The varied case levels far exceed board requirements, offering exposure to complete procedures. In reviewing case volume for the calendar year of 2012, the expected procedures include 92 lung resections, 14 esophagectomies, 51 Nissen, and 168 miscellaneous cases. Clinical interests of the faculty include esophageal surgery, minimally invasive thoracic surgery, interventional airway and foregut endoscopy, endobronchial ultrasound, endoscopy ultrasound, diaphragm paralysis and hyperhidrosis treatment.
Congenital Heart Surgery
The pediatric cardiovascular program began at the University of Minnesota with the pioneering work of C. Walton Lillehei in 1953. This program provides an unusually wide exposure to pediatric cardiothoracic disease including the full range of operations. This includes complete repair for AV canal, Tetralogy of Fallot, transposition of the great arteries, heart transplantation, the Norwood procedure, and procedures for adult congenital repair. Recent innovations include use of the Berlin heart in appropriate candidates as a bridge to transplantation or recovery.

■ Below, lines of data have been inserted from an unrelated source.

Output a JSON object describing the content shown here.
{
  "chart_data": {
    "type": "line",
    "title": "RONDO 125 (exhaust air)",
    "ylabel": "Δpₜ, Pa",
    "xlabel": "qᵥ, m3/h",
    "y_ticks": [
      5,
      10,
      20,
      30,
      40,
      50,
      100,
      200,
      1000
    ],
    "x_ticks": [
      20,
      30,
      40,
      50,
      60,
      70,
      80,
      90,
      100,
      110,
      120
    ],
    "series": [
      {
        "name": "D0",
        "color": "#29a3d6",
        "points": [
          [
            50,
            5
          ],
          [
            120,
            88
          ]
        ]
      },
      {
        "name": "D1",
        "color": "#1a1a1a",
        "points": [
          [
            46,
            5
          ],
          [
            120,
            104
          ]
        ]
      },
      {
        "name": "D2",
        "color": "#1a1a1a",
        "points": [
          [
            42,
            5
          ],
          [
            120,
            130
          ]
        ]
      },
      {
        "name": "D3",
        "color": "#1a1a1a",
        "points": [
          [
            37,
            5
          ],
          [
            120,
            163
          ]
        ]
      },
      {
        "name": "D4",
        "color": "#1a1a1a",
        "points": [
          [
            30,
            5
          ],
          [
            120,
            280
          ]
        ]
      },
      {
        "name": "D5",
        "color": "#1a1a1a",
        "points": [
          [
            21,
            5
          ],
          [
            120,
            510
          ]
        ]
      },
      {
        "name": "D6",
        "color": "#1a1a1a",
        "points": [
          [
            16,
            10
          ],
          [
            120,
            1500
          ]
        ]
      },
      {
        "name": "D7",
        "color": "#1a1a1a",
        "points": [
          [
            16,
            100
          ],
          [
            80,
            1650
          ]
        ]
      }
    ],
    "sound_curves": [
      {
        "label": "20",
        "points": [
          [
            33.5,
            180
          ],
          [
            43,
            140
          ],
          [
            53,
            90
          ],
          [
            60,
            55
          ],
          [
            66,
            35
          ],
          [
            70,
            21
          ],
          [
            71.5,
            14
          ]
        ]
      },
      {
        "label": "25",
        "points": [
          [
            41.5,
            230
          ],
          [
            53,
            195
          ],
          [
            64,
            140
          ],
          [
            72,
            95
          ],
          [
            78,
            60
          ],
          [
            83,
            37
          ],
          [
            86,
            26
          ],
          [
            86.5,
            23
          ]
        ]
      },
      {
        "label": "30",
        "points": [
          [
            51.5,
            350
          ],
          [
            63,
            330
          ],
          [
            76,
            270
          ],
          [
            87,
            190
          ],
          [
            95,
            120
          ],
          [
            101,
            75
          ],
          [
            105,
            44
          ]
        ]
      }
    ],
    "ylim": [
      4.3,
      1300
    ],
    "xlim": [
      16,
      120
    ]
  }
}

Current surgical innovations in the management and repair of children born with functional single ventricle are strong at the University of Minnesota. This includes efforts for biventricular repair in patients in which hypoplastic ventricles are induced to grow, the Norwood procedure, and heart transplantation as well. Currently, our greatest success in inducing hypoplastic ventricles to grow has been in individuals with pulmonary atresia and intact septum or unbalanced AV canal defects.